= Chris Beyrer =

American physician and academic

Chris Beyrer is an American physician who is the Director of the Duke Global Health Institute.
He was previously a professor of epidemiology at the Johns Hopkins Bloomberg School of Public Health in Baltimore, Maryland, in the United States. He was president of the International AIDS Society from 2014 to 2016.

==Early life==

Beyrer was born in Bern, Switzerland, the son of Charles Beyrer, an American medical student. The family later moved to East Islip, New York, where Beyrer went to school. In 1981 he graduated in history from Hobart and William Smith Colleges in Geneva, New York. He spent time in Asia learning about Buddhism.

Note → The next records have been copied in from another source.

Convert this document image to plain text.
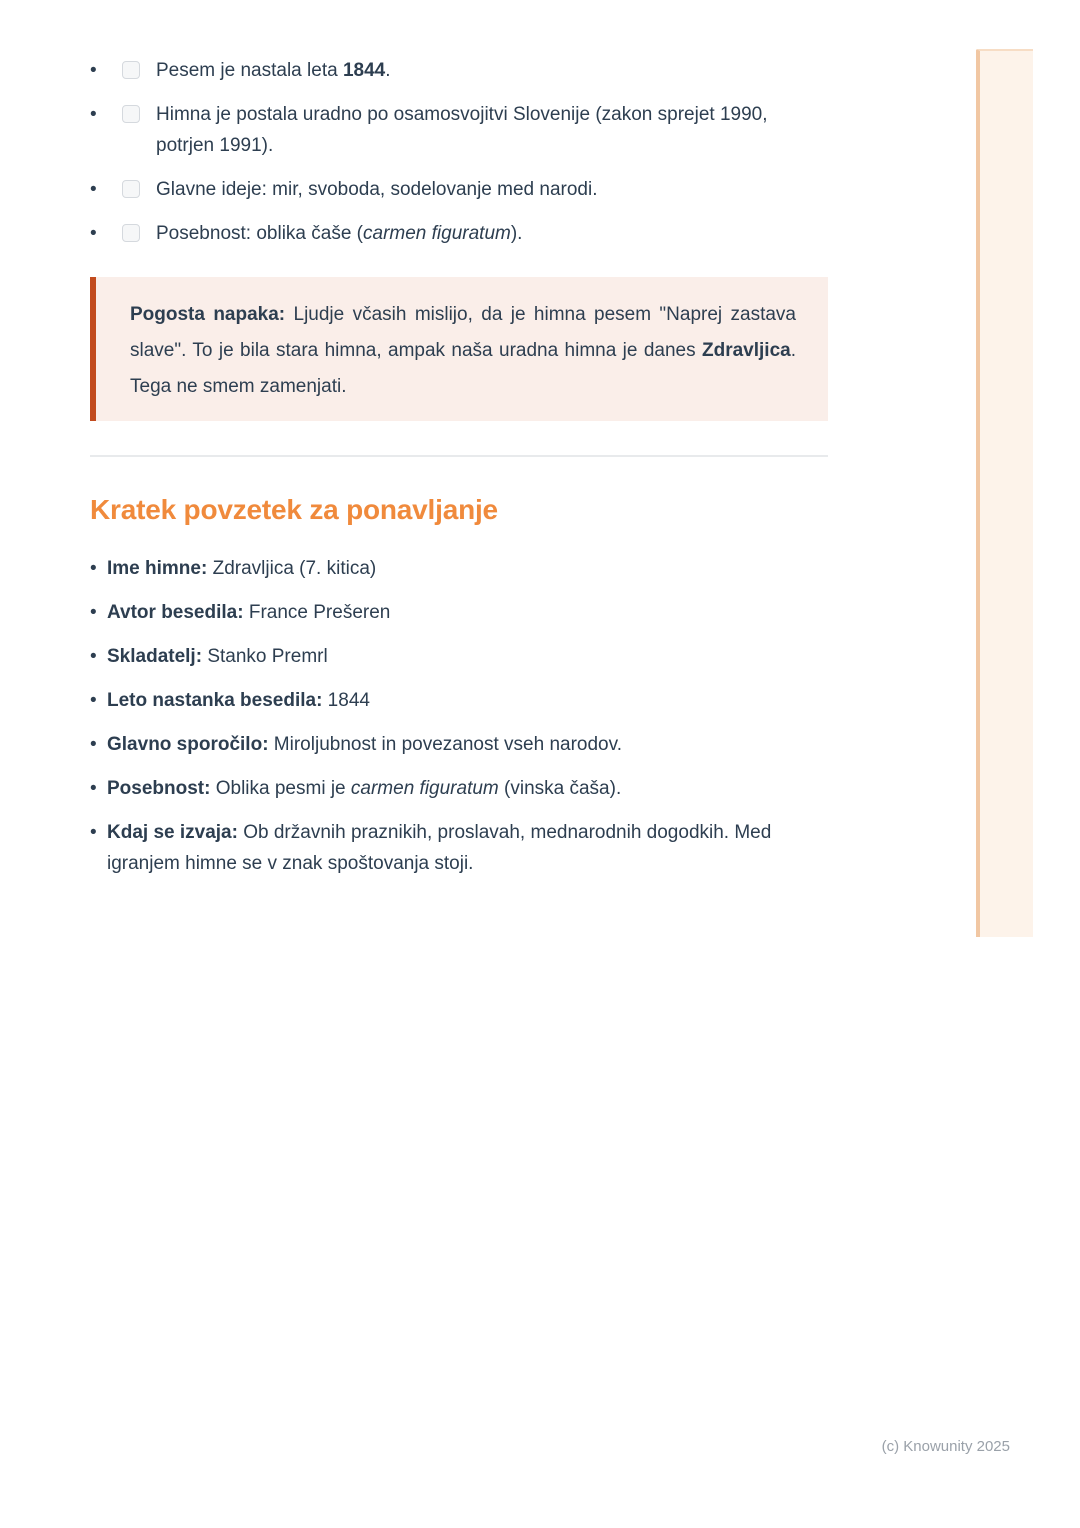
•	Pesem je nastala leta 1844.
•	Himna je postala uradno po osamosvojitvi Slovenije (zakon sprejet 1990, potrjen 1991).
•	Glavne ideje: mir, svoboda, sodelovanje med narodi.
•	Posebnost: oblika čaše (carmen figuratum).
Pogosta napaka: Ljudje včasih mislijo, da je himna pesem "Naprej zastava slave". To je bila stara himna, ampak naša uradna himna je danes Zdravljica. Tega ne smem zamenjati.
Kratek povzetek za ponavljanje
• Ime himne: Zdravljica (7. kitica)
• Avtor besedila: France Prešeren
• Skladatelj: Stanko Premrl
• Leto nastanka besedila: 1844
• Glavno sporočilo: Miroljubnost in povezanost vseh narodov.
• Posebnost: Oblika pesmi je carmen figuratum (vinska čaša).
• Kdaj se izvaja: Ob državnih praznikih, proslavah, mednarodnih dogodkih. Med igranjem himne se v znak spoštovanja stoji.
(c) Knowunity 2025
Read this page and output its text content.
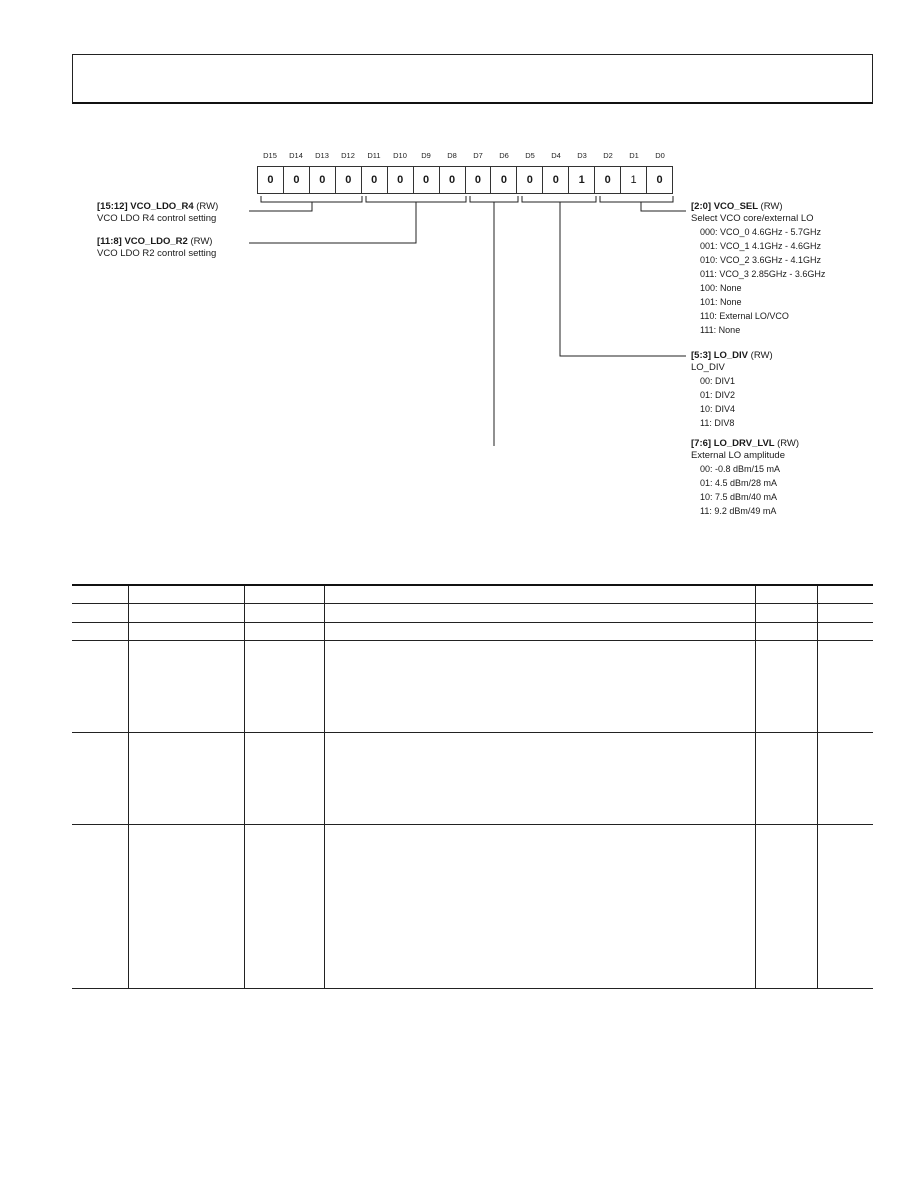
D15	D14	D13	D12	D11	D10	D9	D8	D7	D6	D5	D4	D3	D2	D1	D0
0	0	0	0	0	0	0	0	0	0	0	0	1	0	1	0
[15:12] VCO_LDO_R4 (RW)
VCO LDO R4 control setting
[11:8] VCO_LDO_R2 (RW)
VCO LDO R2 control setting
[2:0] VCO_SEL (RW)
Select VCO core/external LO
000: VCO_0 4.6GHz - 5.7GHz
001: VCO_1 4.1GHz - 4.6GHz
010: VCO_2 3.6GHz - 4.1GHz
011: VCO_3 2.85GHz - 3.6GHz
100: None
101: None
110: External LO/VCO
111: None
[5:3] LO_DIV (RW)
LO_DIV
00: DIV1
01: DIV2
10: DIV4
11: DIV8
[7:6] LO_DRV_LVL (RW)
External LO amplitude
00: -0.8 dBm/15 mA
01: 4.5 dBm/28 mA
10: 7.5 dBm/40 mA
11: 9.2 dBm/49 mA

He graduated in medicine from the State University of New York Downstate Medical Center in Brooklyn, New York, in 1988, and completed a Master of Public Health degree at Johns Hopkins in 1991. From 1992 to 1997 he was in Thailand, where he worked on AIDS prevention. He returned to Johns Hopkins in 1997.

==Career==
At Johns Hopkins, Beyrer is a professor of epidemiology, of international health and of health, behavior and society. He is director of the Hopkins Fogarty AIDS International Training and Research Program, and of the Center for Public Health and Human Rights, which he founded. He is an investigator for the Center for AIDS Research and an associate director of the Center for Global Health.

Beyrer was elected to the Institute of Medicine of the U.S. National Academy of Sciences in 2014.